06/18/2009 08h57

Improvement in logistics is bet of rural sector

DCI

On the eve of planning the next harvest and in the logistics peak of the current, representatives of both the agribusiness and the logistics sector believe that Brazil has gained some extra time to improve its transport capacity. With eyes aiming at it, the Federal Government wants to increase to 1% the Gross Domestic Product (GDP), the equivalent to R$ 29 billion (US$ 14.5 billion), the resources intended for logistics and infrastructure projects in 2009. The amount represents twice the financial volume available to the sector last year. The statement was made by Marcelo Perrupato, Secretary for Transportation National Policy (PLNT, in Portuguese), of the Ministry of Transport.

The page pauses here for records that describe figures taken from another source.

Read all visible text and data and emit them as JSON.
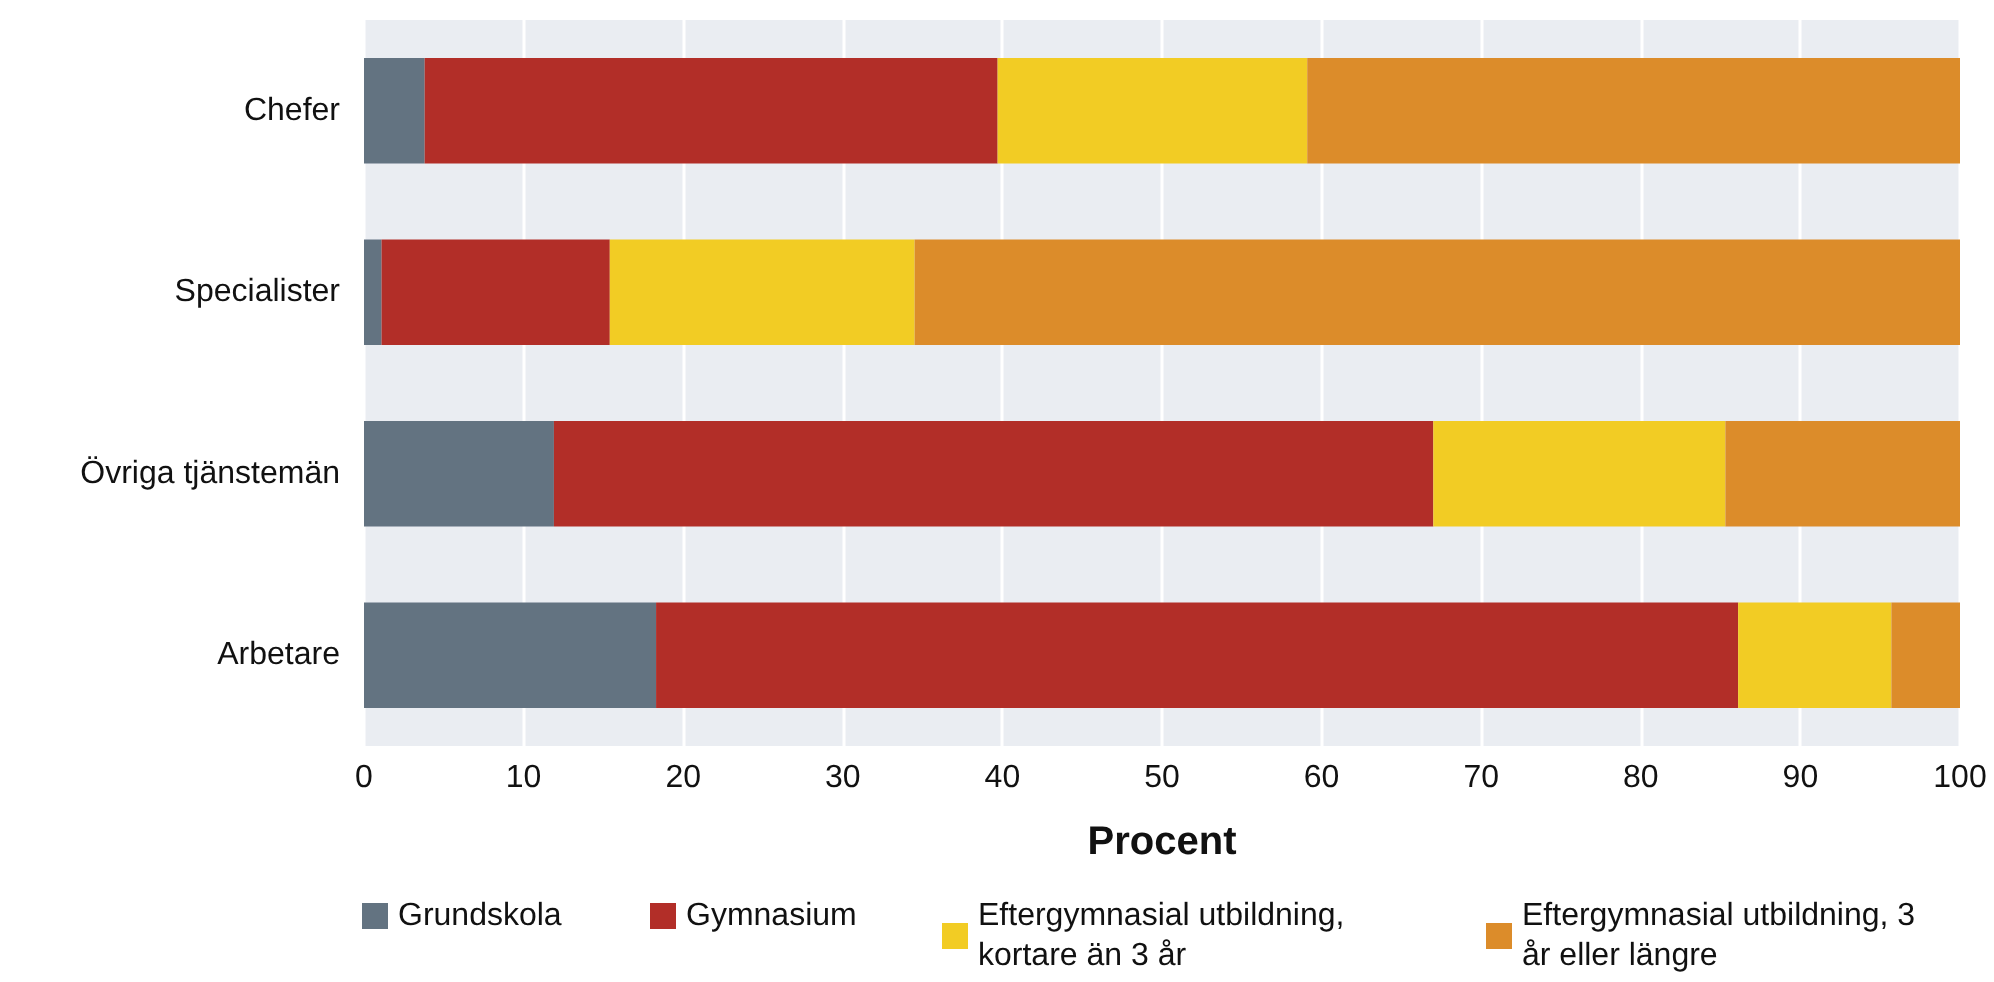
{
  "chart_data": {
    "type": "bar",
    "orientation": "horizontal",
    "stacked": true,
    "xlabel": "Procent",
    "categories": [
      "Chefer",
      "Specialister",
      "Övriga tjänstemän",
      "Arbetare"
    ],
    "series": [
      {
        "name": "Grundskola",
        "color": "#637381",
        "values": [
          3.8,
          1.1,
          11.9,
          18.3
        ]
      },
      {
        "name": "Gymnasium",
        "color": "#b22e28",
        "values": [
          35.9,
          14.3,
          55.1,
          67.8
        ]
      },
      {
        "name": "Eftergymnasial utbildning, kortare än 3 år",
        "color": "#f2cc24",
        "values": [
          19.4,
          19.1,
          18.3,
          9.6
        ]
      },
      {
        "name": "Eftergymnasial utbildning, 3 år eller längre",
        "color": "#dc8c2a",
        "values": [
          40.9,
          65.5,
          14.7,
          4.3
        ]
      }
    ],
    "xlim": [
      0,
      100
    ],
    "xticks": [
      0,
      10,
      20,
      30,
      40,
      50,
      60,
      70,
      80,
      90,
      100
    ],
    "grid": "x",
    "legend": "bottom"
  }
}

In the project of the Government, four segments of waterways are considered a priority: Teles-Pires-Tapajós, Araguaia-Tocantins, Rio Parnaíba and Tietê-Paraná. The PLNT foresees a reduction of the road modal from 58% to 28% in view of the increase of the participation of the rail modal from 25% to 35% and from the water modal from 16% to 29%, in addition to more investments in pipelines for the transport of ethanol. The purpose is to build 10 thousand km of railroads all over the Country until 2023.

The companies of the sector lose investments in character of emergency. A scenario outlined by Hamburg Süd for 2012 shows it would be necessary an additional capacity of 5.4 million square meters for the most critical ports. That is due to the fact that the trade balance of the agribusiness has increased 142%, whereas the retro areas have increased 49%, which has led to a situation of long waits for the mooring of ships, low loading and unloading productivity and partial use of the capacity of the ships. "The wait of those ships is expensive for the client. In 2008, ships waited 20,697 hours in Brazil and there were 240 cancelled stopovers, which is equivalent to 10% of the total", said Julian Roger C. Thomas, managing director of Aliança Navegação e Logística - Hamburg Süd, company that withholds 20% of the market share of the Brazilian market for the world. The officer estimates Brazil lost nearly US$ 300 million in 2008 due to the national logistics deficiency. Only Hamburg Süd had, in 2008, an additional cost of US$ 62 million. Antônio Carlos Rodrigues Branco, director of Ports and Services of Bunge Alimentos, said that the solution for the bottlenecks would be the implementation of 70 projects capable of reducing the Brazilian logistics cost by US$ 20.5 billion a year.